In the days when all was new, men lived in the four caverns of the lower regions (Á-wi-tĕn té-huthl-na-kwĭn = the "Four Wombs of the World"). In the lowermost one of these, men first came to know of their existence. It was dark, and as men increased, they began to crowd one another and were very unhappy. Wise men came into existence among them, whose children begged them to obtain deliverance from such a condition of life.

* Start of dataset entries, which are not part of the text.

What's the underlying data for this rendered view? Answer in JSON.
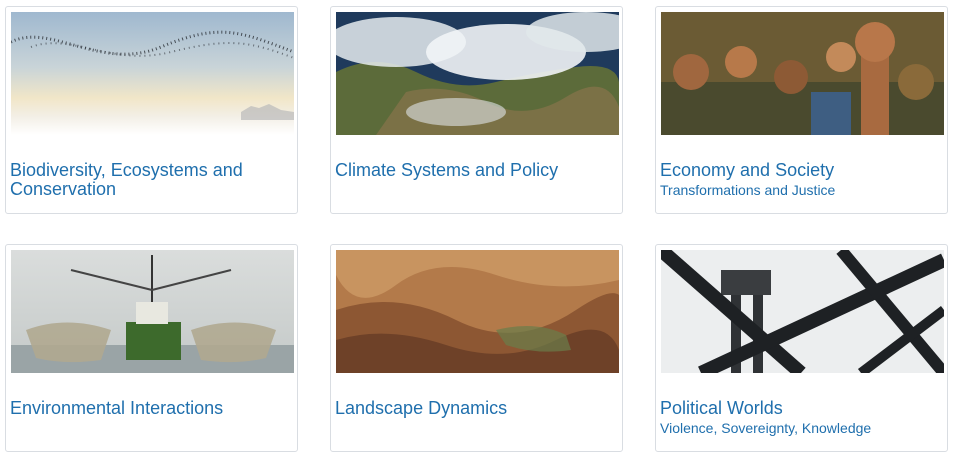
{
  "cards": [
    {
      "title": "Biodiversity, Ecosystems and Conservation",
      "subtitle": "",
      "image": "birds-sky-photo"
    },
    {
      "title": "Climate Systems and Policy",
      "subtitle": "",
      "image": "satellite-clouds-photo"
    },
    {
      "title": "Economy and Society",
      "subtitle": "Transformations and Justice",
      "image": "raised-fists-crowd-photo"
    },
    {
      "title": "Environmental Interactions",
      "subtitle": "",
      "image": "fishing-trawler-photo"
    },
    {
      "title": "Landscape Dynamics",
      "subtitle": "",
      "image": "canyon-landscape-photo"
    },
    {
      "title": "Political Worlds",
      "subtitle": "Violence, Sovereignty, Knowledge",
      "image": "watchtower-steel-photo"
    }
  ],
  "colors": {
    "link": "#1f6fad",
    "border": "#d9dde2"
  }
}
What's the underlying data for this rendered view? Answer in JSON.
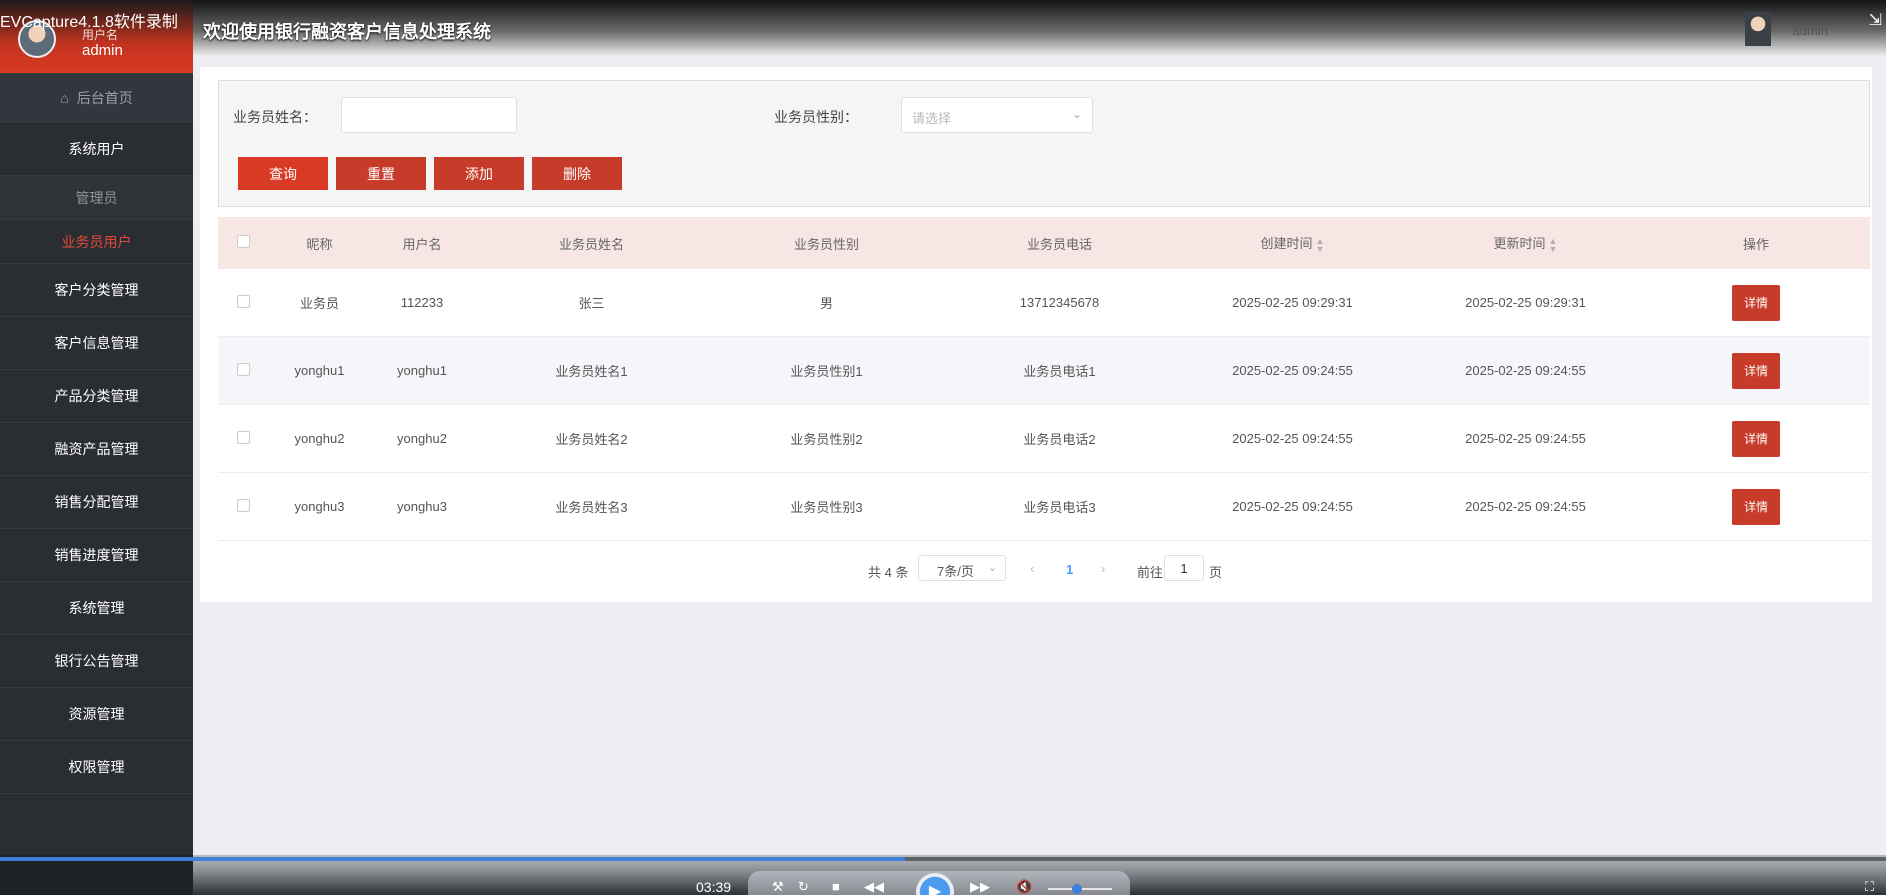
{
  "recorder": {
    "title": "EVCapture4.1.8软件录制"
  },
  "sidebar": {
    "user_label": "用户名",
    "user_name": "admin",
    "home_label": "后台首页",
    "items": [
      {
        "label": "系统用户"
      },
      {
        "label": "管理员"
      },
      {
        "label": "业务员用户"
      },
      {
        "label": "客户分类管理"
      },
      {
        "label": "客户信息管理"
      },
      {
        "label": "产品分类管理"
      },
      {
        "label": "融资产品管理"
      },
      {
        "label": "销售分配管理"
      },
      {
        "label": "销售进度管理"
      },
      {
        "label": "系统管理"
      },
      {
        "label": "银行公告管理"
      },
      {
        "label": "资源管理"
      },
      {
        "label": "权限管理"
      }
    ]
  },
  "header": {
    "title": "欢迎使用银行融资客户信息处理系统",
    "user": "admin"
  },
  "search": {
    "name_label": "业务员姓名：",
    "name_value": "",
    "gender_label": "业务员性别：",
    "gender_placeholder": "请选择",
    "buttons": {
      "query": "查询",
      "reset": "重置",
      "add": "添加",
      "delete": "删除"
    }
  },
  "table": {
    "columns": [
      "昵称",
      "用户名",
      "业务员姓名",
      "业务员性别",
      "业务员电话",
      "创建时间",
      "更新时间",
      "操作"
    ],
    "detail_label": "详情",
    "rows": [
      {
        "nickname": "业务员",
        "username": "112233",
        "name": "张三",
        "gender": "男",
        "phone": "13712345678",
        "created": "2025-02-25 09:29:31",
        "updated": "2025-02-25 09:29:31"
      },
      {
        "nickname": "yonghu1",
        "username": "yonghu1",
        "name": "业务员姓名1",
        "gender": "业务员性别1",
        "phone": "业务员电话1",
        "created": "2025-02-25 09:24:55",
        "updated": "2025-02-25 09:24:55"
      },
      {
        "nickname": "yonghu2",
        "username": "yonghu2",
        "name": "业务员姓名2",
        "gender": "业务员性别2",
        "phone": "业务员电话2",
        "created": "2025-02-25 09:24:55",
        "updated": "2025-02-25 09:24:55"
      },
      {
        "nickname": "yonghu3",
        "username": "yonghu3",
        "name": "业务员姓名3",
        "gender": "业务员性别3",
        "phone": "业务员电话3",
        "created": "2025-02-25 09:24:55",
        "updated": "2025-02-25 09:24:55"
      }
    ]
  },
  "pagination": {
    "total": "共 4 条",
    "page_size": "7条/页",
    "current_page": "1",
    "goto_label": "前往",
    "goto_value": "1",
    "page_unit": "页"
  },
  "player": {
    "time": "03:39",
    "progress": 0.48,
    "volume": 0.45
  },
  "colors": {
    "accent": "#c73b2a",
    "active_menu": "#e24a37",
    "sidebar": "#2a2d32"
  }
}
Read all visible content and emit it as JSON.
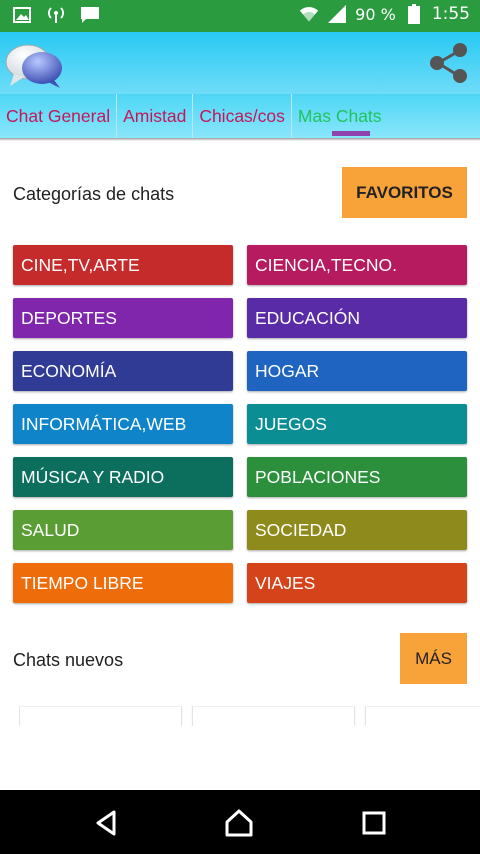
{
  "status_bar": {
    "battery_percent": "90 %",
    "time": "1:55"
  },
  "app_bar": {
    "logo_icon": "chat-bubbles-icon",
    "share_icon": "share-icon"
  },
  "tabs": [
    {
      "label": "Chat General",
      "active": false
    },
    {
      "label": "Amistad",
      "active": false
    },
    {
      "label": "Chicas/cos",
      "active": false
    },
    {
      "label": "Mas Chats",
      "active": true
    }
  ],
  "categories_section": {
    "label": "Categorías de chats",
    "favorites_button": "FAVORITOS",
    "items": [
      {
        "label": "CINE,TV,ARTE",
        "color": "#c62b2b"
      },
      {
        "label": "CIENCIA,TECNO.",
        "color": "#b51b5e"
      },
      {
        "label": "DEPORTES",
        "color": "#7f26ac"
      },
      {
        "label": "EDUCACIÓN",
        "color": "#5a2ba6"
      },
      {
        "label": "ECONOMÍA",
        "color": "#303b96"
      },
      {
        "label": "HOGAR",
        "color": "#1e64c0"
      },
      {
        "label": "INFORMÁTICA,WEB",
        "color": "#0f84c9"
      },
      {
        "label": "JUEGOS",
        "color": "#0a8d93"
      },
      {
        "label": "MÚSICA Y RADIO",
        "color": "#0c6f5d"
      },
      {
        "label": "POBLACIONES",
        "color": "#2b8f3c"
      },
      {
        "label": "SALUD",
        "color": "#5b9d35"
      },
      {
        "label": "SOCIEDAD",
        "color": "#8f8a1c"
      },
      {
        "label": "TIEMPO LIBRE",
        "color": "#ef6c0a"
      },
      {
        "label": "VIAJES",
        "color": "#d5431a"
      }
    ]
  },
  "new_chats_section": {
    "label": "Chats nuevos",
    "more_button": "MÁS"
  },
  "colors": {
    "status_bar": "#2a9b3f",
    "app_bar": "#29c9f4",
    "tab_text": "#c2185b",
    "tab_active_text": "#21c35e",
    "tab_indicator": "#8e44ad",
    "accent_button": "#f8a23a"
  }
}
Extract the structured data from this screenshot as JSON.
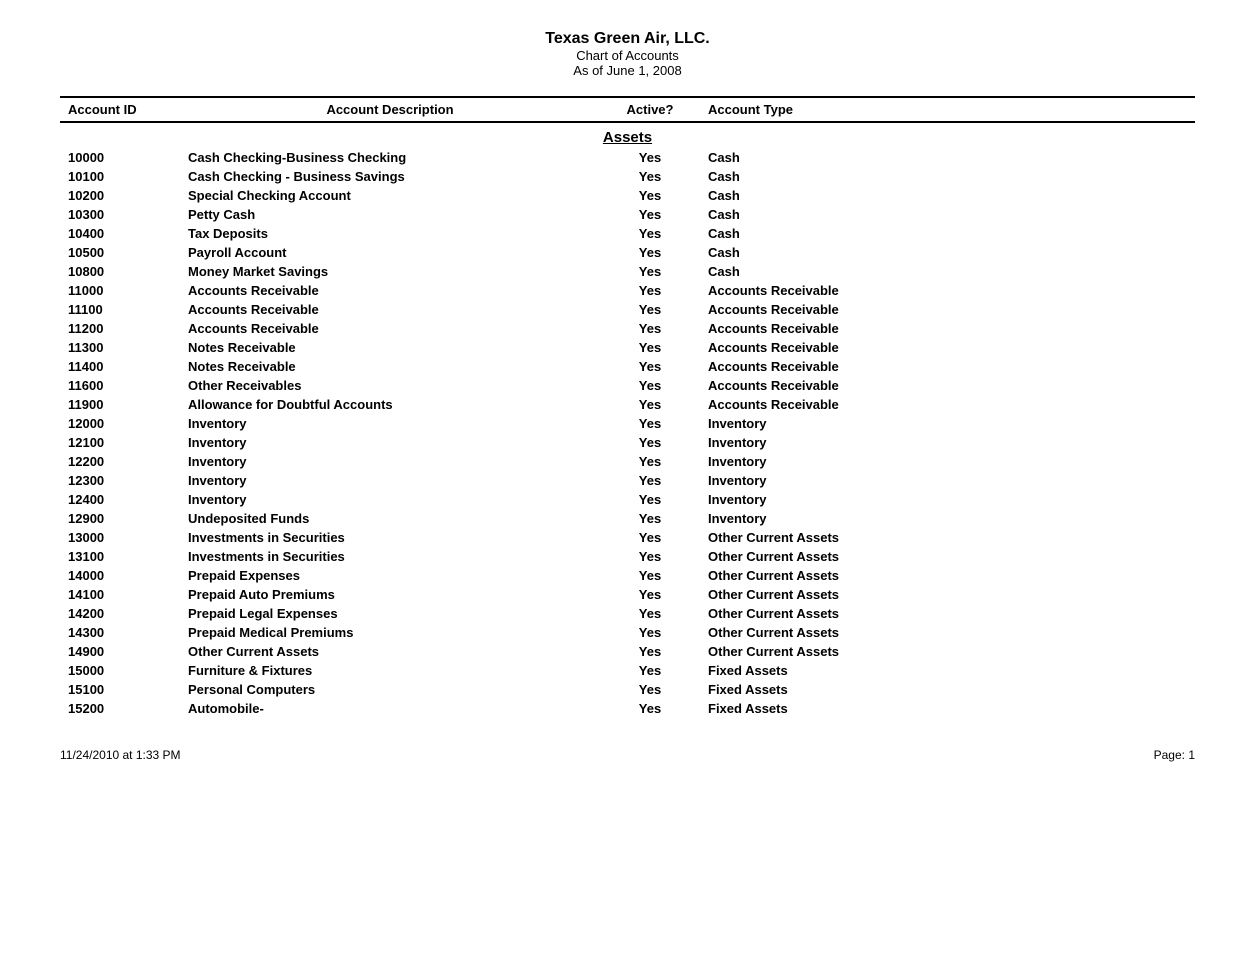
{
  "header": {
    "company": "Texas Green Air, LLC.",
    "title": "Chart of Accounts",
    "date": "As of June 1, 2008"
  },
  "columns": {
    "id": "Account ID",
    "description": "Account Description",
    "active": "Active?",
    "type": "Account Type"
  },
  "sections": [
    {
      "name": "Assets",
      "rows": [
        {
          "id": "10000",
          "description": "Cash Checking-Business Checking",
          "active": "Yes",
          "type": "Cash"
        },
        {
          "id": "10100",
          "description": "Cash Checking - Business Savings",
          "active": "Yes",
          "type": "Cash"
        },
        {
          "id": "10200",
          "description": "Special Checking Account",
          "active": "Yes",
          "type": "Cash"
        },
        {
          "id": "10300",
          "description": "Petty Cash",
          "active": "Yes",
          "type": "Cash"
        },
        {
          "id": "10400",
          "description": "Tax Deposits",
          "active": "Yes",
          "type": "Cash"
        },
        {
          "id": "10500",
          "description": "Payroll Account",
          "active": "Yes",
          "type": "Cash"
        },
        {
          "id": "10800",
          "description": "Money Market Savings",
          "active": "Yes",
          "type": "Cash"
        },
        {
          "id": "11000",
          "description": "Accounts Receivable",
          "active": "Yes",
          "type": "Accounts Receivable"
        },
        {
          "id": "11100",
          "description": "Accounts Receivable",
          "active": "Yes",
          "type": "Accounts Receivable"
        },
        {
          "id": "11200",
          "description": "Accounts Receivable",
          "active": "Yes",
          "type": "Accounts Receivable"
        },
        {
          "id": "11300",
          "description": "Notes Receivable",
          "active": "Yes",
          "type": "Accounts Receivable"
        },
        {
          "id": "11400",
          "description": "Notes Receivable",
          "active": "Yes",
          "type": "Accounts Receivable"
        },
        {
          "id": "11600",
          "description": "Other Receivables",
          "active": "Yes",
          "type": "Accounts Receivable"
        },
        {
          "id": "11900",
          "description": "Allowance for Doubtful Accounts",
          "active": "Yes",
          "type": "Accounts Receivable"
        },
        {
          "id": "12000",
          "description": "Inventory",
          "active": "Yes",
          "type": "Inventory"
        },
        {
          "id": "12100",
          "description": "Inventory",
          "active": "Yes",
          "type": "Inventory"
        },
        {
          "id": "12200",
          "description": "Inventory",
          "active": "Yes",
          "type": "Inventory"
        },
        {
          "id": "12300",
          "description": "Inventory",
          "active": "Yes",
          "type": "Inventory"
        },
        {
          "id": "12400",
          "description": "Inventory",
          "active": "Yes",
          "type": "Inventory"
        },
        {
          "id": "12900",
          "description": "Undeposited Funds",
          "active": "Yes",
          "type": "Inventory"
        },
        {
          "id": "13000",
          "description": "Investments in Securities",
          "active": "Yes",
          "type": "Other Current Assets"
        },
        {
          "id": "13100",
          "description": "Investments in Securities",
          "active": "Yes",
          "type": "Other Current Assets"
        },
        {
          "id": "14000",
          "description": "Prepaid Expenses",
          "active": "Yes",
          "type": "Other Current Assets"
        },
        {
          "id": "14100",
          "description": "Prepaid Auto Premiums",
          "active": "Yes",
          "type": "Other Current Assets"
        },
        {
          "id": "14200",
          "description": "Prepaid Legal Expenses",
          "active": "Yes",
          "type": "Other Current Assets"
        },
        {
          "id": "14300",
          "description": "Prepaid Medical Premiums",
          "active": "Yes",
          "type": "Other Current Assets"
        },
        {
          "id": "14900",
          "description": "Other Current Assets",
          "active": "Yes",
          "type": "Other Current Assets"
        },
        {
          "id": "15000",
          "description": "Furniture & Fixtures",
          "active": "Yes",
          "type": "Fixed Assets"
        },
        {
          "id": "15100",
          "description": "Personal Computers",
          "active": "Yes",
          "type": "Fixed Assets"
        },
        {
          "id": "15200",
          "description": "Automobile-",
          "active": "Yes",
          "type": "Fixed Assets"
        }
      ]
    }
  ],
  "footer": {
    "timestamp": "11/24/2010 at 1:33 PM",
    "page": "Page: 1"
  }
}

It was then that the "Holder of the Paths of Life," the Sun-father, created from his own being two children who fell to earth for the good of all beings (Ú-a-nam átch-pi-ah-k'oa). The Sun-father endowed these children with immortal youth, with power equal to his own, and created for them a bow (Á-mi-to-lan-ne = the Rain Bow) and an arrow (Wí-lo-lo-a-ne = Lightning). For them he also made a shield like his own, of magic power, and a knife of flint, the great magic war knife (Sá-wa-ni-k'ia ä'-tchi-ë-ne). The shield (Pí-al-lan-ne) was a mere network of sacred cords (Pí-tsau-pi-wi = cotton) on a hoop of wood, and to the center of this net-shield was attached the magic knife.
These children cut the face of the world with their magic knife and were borne down upon their shield into the caverns in which all men dwelt. There, as the leaders of men, they lived with their children, mankind.
They listened to the requests of the priests. They built a ladder to the roof of the first cave and widened, with their flint knife and shield, the opening through which they had entered. Then they led men forth into the second cavern, which was larger and not quite so dark.
Before long, men multiplied and bemoaned their condition as before. Again they begged their priests, whose requests were once more listened to by the divine children. As before, they led all mankind into the third world. Here it was still larger and like twilight, for the light of the Sun himself sifted down through the opening. To these poor children of the dark, the opening itself seemed a blazing sun.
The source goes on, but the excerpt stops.